Although IMAGe syndrome typically affects multiple organ systems, others have now shown that changes in CDKN1C can also cause fetal growth restriction in families without other obvious effects.

Here we studied the expression of CDKN1C in different tissues, the genetic makeup of the “hotspot” where variants are found, and asked if gain-of-function variants In CDKN1C were associated with non-familial fetal growth restriction

As CDKN1C is an imprinted gene (only expressed from the mothers copy) it means that the effects of any changes may skip generations and mothers could pass any effects on without having characteristics themselves. Therefore, we also hypothesised that gain-of-function of CDKN1C could also be associated with recurrent loss of pregnancy.

What did you find?

We found that CDKN1C is extremely highly expressed in the developing placenta.

Although we looked at almost 200 individuals, we did not find any likely significant variants in CDKN1C in the children with growth restriction, nor in the mothers with recurrent miscarriage.

These findings suggest that gain-of-function of CDKN1C is not a common cause of these conditions.

What does this add to the current research landscape?

This study highlights the range of features associated with gain of CDKN1C function and addresses the hypothesis that CDKN1C has a wider role in fetal growth and maintenance of pregnancy.

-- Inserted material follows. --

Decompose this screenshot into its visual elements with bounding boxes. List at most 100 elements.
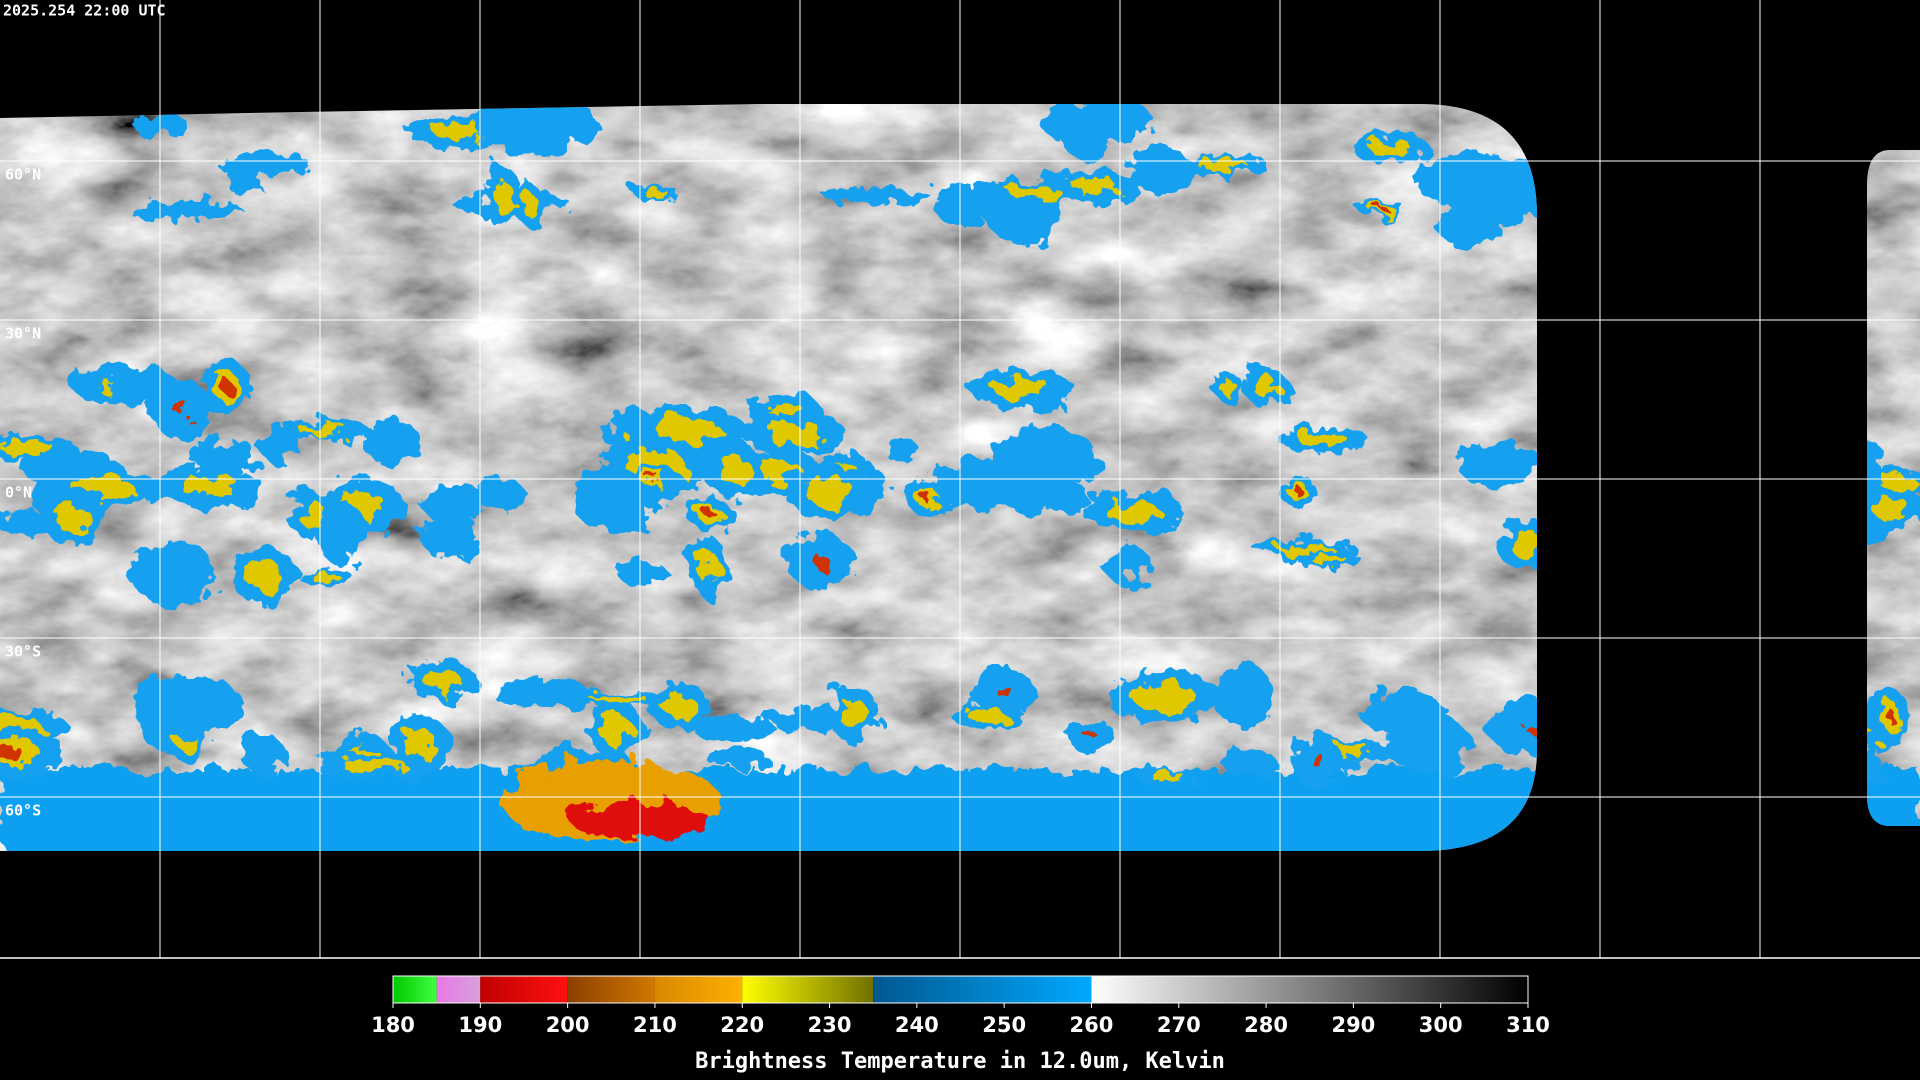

The genetics of recurrent pregnancy loss are still poorly understood and it is possible that factors such as this, that can affect placental function and can skip generations, are good candidates for these conditions.

We believe having this knowledge available is important, even though the results are negative.

Why is it important that child health research is shared quickly and transparently?

The historic focus in publication has, understandably, been on reporting positive findings. This means that negative studies may “sit on the shelf” and a perspective on the relative importance of findings is sometimes lost.

Therefore, I feel that having the results of hypothesis based-research available is important, especially for putting the prevalence of genetic findings into perspective.